Pese a lo que le oí decir en un acto oficial a un dignatario de la embajada alemana en España, Ludwig Wittgenstein no era alemán, sino un ingeniero austríaco nacido en 1889 que se trasladó a Inglaterra para profundizar sus estudios en los fundamentos de la matemática y de la lógica; pero en realidad no eran estos últimos lenguajes los que le interesaban, sino los de la música y, sobre todo, los que los seres humanos componen con el mejor instrumento del que disponen, esto es: a Wittgenstein le interesaban sobre todas las cosas las palabras. En 1914 se alistó voluntario en el ejército y se dice que desde las trincheras escribió, en parte, sus obras más revolucionarias. Después de publicarlas y discutirlas con los más grandes filósofos y matemáticos de su época, Wittgenstein volvió a Viena para construirle una casa a su hermana; y así fue como, en unos años en los que Carnap escribía «La construcción lógica del mundo«, Ludwig Wittgenstein se ocupaba de muros y fachadas y, sobre todo, de idear un hermoso jardín, puesto que a su hermana le encantaban las rosas.
Contrató Wittgenstein para esa tarea a un experto jardinero y florecieron multitud de rosas.
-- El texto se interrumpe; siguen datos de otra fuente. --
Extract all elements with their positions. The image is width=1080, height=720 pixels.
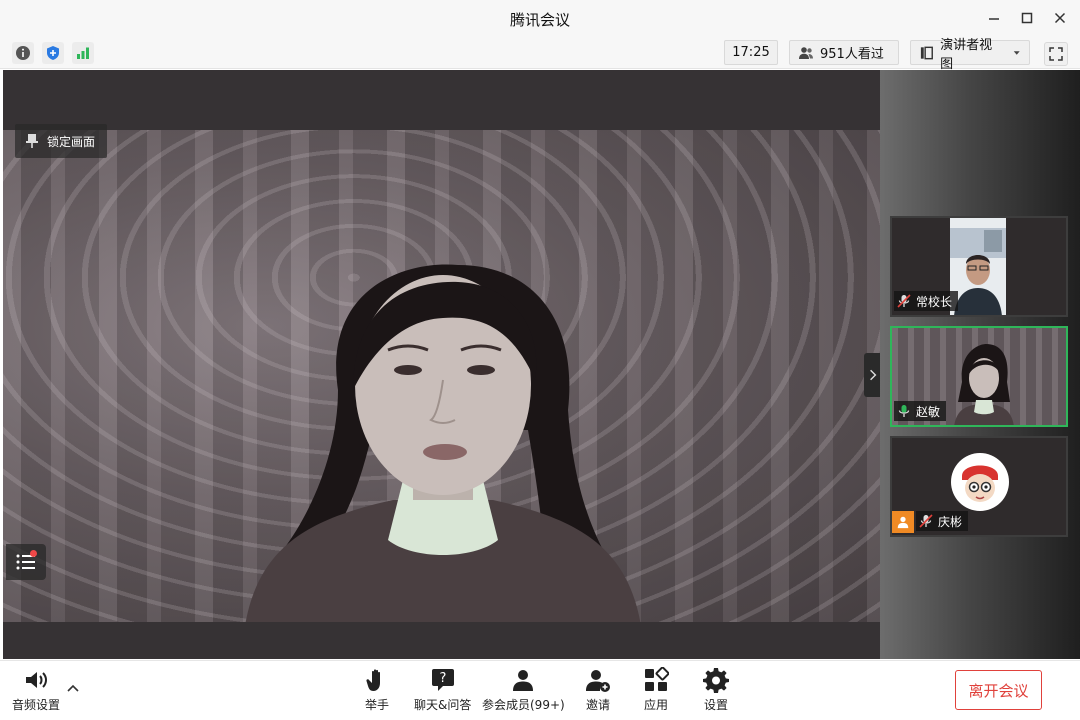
info-icon	[16, 46, 30, 60]
mic-muted-icon	[919, 514, 933, 528]
mic-muted-icon	[897, 294, 911, 308]
users-icon	[799, 46, 813, 59]
lock-screen-button[interactable]: 锁定画面	[15, 124, 108, 158]
raise-hand-label: 举手	[364, 698, 389, 712]
chevron-down-icon	[1013, 50, 1020, 55]
mic-active-icon	[898, 405, 910, 417]
participant-panel: 常校长 赵敏 庆彬	[880, 70, 1080, 659]
view-mode-dropdown[interactable]: 演讲者视图	[910, 38, 1030, 72]
chat-qa-icon: ?	[431, 669, 454, 691]
info-bar: 17:25 951人看过 演讲者视图	[0, 36, 1080, 72]
view-mode-label: 演讲者视图	[940, 37, 993, 72]
audio-menu-button[interactable]	[66, 681, 80, 700]
viewer-count-text: 951人看过	[820, 47, 884, 62]
meeting-info-button[interactable]	[12, 42, 34, 64]
maximize-icon	[1021, 12, 1033, 24]
apps-icon	[645, 667, 669, 691]
minimize-button[interactable]	[981, 6, 1007, 30]
members-label: 参会成员(99+)	[482, 698, 565, 712]
audio-settings-label: 音频设置	[12, 698, 61, 712]
person-icon	[897, 516, 909, 529]
bottom-toolbar: 音频设置 举手 ? 聊天&问答 参会成员(99+) 邀请 应用 设置 离开会议	[0, 660, 1080, 720]
members-icon	[513, 670, 534, 691]
hand-icon	[366, 669, 380, 691]
apps-button[interactable]: 应用	[643, 667, 669, 713]
window-title: 腾讯会议	[509, 11, 570, 29]
maximize-button[interactable]	[1014, 6, 1040, 30]
participant-name-tag: 常校长	[894, 291, 959, 311]
notification-dot	[30, 550, 37, 557]
close-icon	[1054, 12, 1066, 24]
svg-text:?: ?	[439, 671, 446, 686]
close-button[interactable]	[1047, 6, 1073, 30]
settings-button[interactable]: 设置	[703, 667, 729, 713]
apps-label: 应用	[643, 698, 668, 712]
signal-icon	[77, 47, 89, 59]
participant-name: 庆彬	[938, 514, 963, 529]
title-bar: 腾讯会议	[0, 0, 1080, 36]
timer-text: 17:25	[732, 45, 770, 60]
minimize-icon	[989, 18, 999, 20]
participant-name: 常校长	[916, 294, 953, 309]
leave-meeting-button[interactable]: 离开会议	[955, 670, 1042, 710]
pin-icon	[26, 134, 38, 148]
participant-name-tag: 赵敏	[894, 401, 947, 421]
invite-label: 邀请	[585, 698, 610, 712]
host-badge	[892, 511, 914, 533]
network-status-button[interactable]	[72, 42, 94, 64]
invite-button[interactable]: 邀请	[585, 667, 611, 713]
speaker-figure	[245, 264, 641, 622]
participant-tile[interactable]: 赵敏	[890, 326, 1068, 427]
audio-settings-button[interactable]: 音频设置	[12, 667, 60, 713]
speaker-video	[3, 130, 880, 622]
fullscreen-icon	[1049, 47, 1063, 61]
chat-label: 聊天&问答	[414, 698, 472, 712]
participant-figure	[954, 344, 1014, 425]
speaker-view-icon	[920, 46, 933, 59]
chevron-right-icon	[870, 369, 877, 381]
sidebar-collapse-button[interactable]	[864, 353, 880, 397]
speaker-icon	[26, 672, 47, 688]
raise-hand-button[interactable]: 举手	[364, 667, 390, 713]
avatar	[951, 453, 1009, 511]
participant-name-tag: 庆彬	[916, 511, 969, 531]
main-stage: 锁定画面	[3, 70, 880, 659]
lock-screen-label: 锁定画面	[47, 134, 96, 149]
chevron-up-icon	[67, 684, 79, 692]
chat-button[interactable]: ? 聊天&问答	[414, 667, 471, 713]
fullscreen-button[interactable]	[1044, 42, 1068, 66]
gear-icon	[703, 668, 729, 693]
viewer-count[interactable]: 951人看过	[789, 40, 899, 65]
settings-label: 设置	[703, 698, 728, 712]
participant-name: 赵敏	[916, 404, 941, 419]
shield-icon	[47, 46, 59, 60]
add-user-icon	[586, 670, 610, 692]
security-button[interactable]	[42, 42, 64, 64]
members-button[interactable]: 参会成员(99+)	[482, 667, 565, 713]
member-list-toggle[interactable]	[6, 544, 46, 580]
participant-tile[interactable]: 常校长	[890, 216, 1068, 317]
meeting-timer: 17:25	[724, 40, 778, 65]
participant-video	[950, 218, 1006, 315]
participant-tile[interactable]: 庆彬	[890, 436, 1068, 537]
Entre ellas, una un tanto escondida, sin ser la más perfecta ni la más hermosa, recibía una atención especial del jardinero por su particular aroma, suave pero intenso. La flor era pequeña, y su tallo esbelto pero no totalmente recto, y a pesar de ello el jardinero -en lo que Wittgenstein le daba la razón- encontraba su curva muy graciosa; tenía pocas espinas, las justas para poder llamarse rosa, y su corola no era ni más frondosa ni colorida que otras, pero se mantenía firme y apretada, tal vez por la sombra de la tapia, o por crecer en tierra bien oxigenada… quién sabe. El caso es que su jardinero la cuidaba con mimo y ella le respondió multiplicándose sin perder la frescura.
Wittgenstein, que admiraba todas las formas de belleza, se paraba a menudo a contemplar el cuidadoso trabajo del jardinero, y atento como siempre a las palabras, se sorprendió escuchándole decir a la rosa: «Tú das tu aroma a todos, ¿por qué no puedes, dime, contentarte con dármelo sólo a mí?». El filósofo, que ya era más inglés que austríaco para entonces, prestó gran atención desde aquel día a las conversaciones del jardinero con la rosa. Las palabras que le dirigía a la flor -cada vez más decaída, aunque todavía bella- le sonaron agrias en alemán a Wittgenstein, y le desagradaron. Por las tardes visitaba a la rosa, que apenas ya se abría de tan tímida, y le dirigía frases de aliento. Para alegrarla, le llevó un colibrí, pero ella temía que, si se explayaba demasiado, su aroma la delataría y despertaría las sospechas del jardinero. Los reproches y la ira la iban mustiando, y Wittgenstein comprendía que trataba de decirle algo importante, pero ella no conocía el lenguaje de las palabras, lo único que sabía era oler bien. Sin embargo, Wittgenstein era sin duda un tipo inteligente además de sabio, y al final comprendió lo que la rosa, harta de los reproches del jardinero, le estaba suplicando: «¡Córtame!». Y así ocurrió que Wittgenstein, que al fin y al cabo temía por sus manos como todo músico (y él lo era al igual que su hermano, para el que Ravel había compuesto su famoso concierto para mano izquierda, dado que había perdido la derecha en la guerra) protegiendo la suya con un guante del jardinero cogió la podadera, cortó la rosa y la colocó en un jarrón sobre la mesilla de noche de su hermana, donde la flor pudo dar en sus últimos días toda su fragancia, diciéndole con compasión y cariño aquello de «Los límites de tu lenguaje son los límites de tu mundo» por lo que luego se le recordaría -e incluso se le citaría en actos oficiales por dignatarios alemanes deficientemente educados en materia de Filosofía- como a uno de los más importantes pensadores de la historia.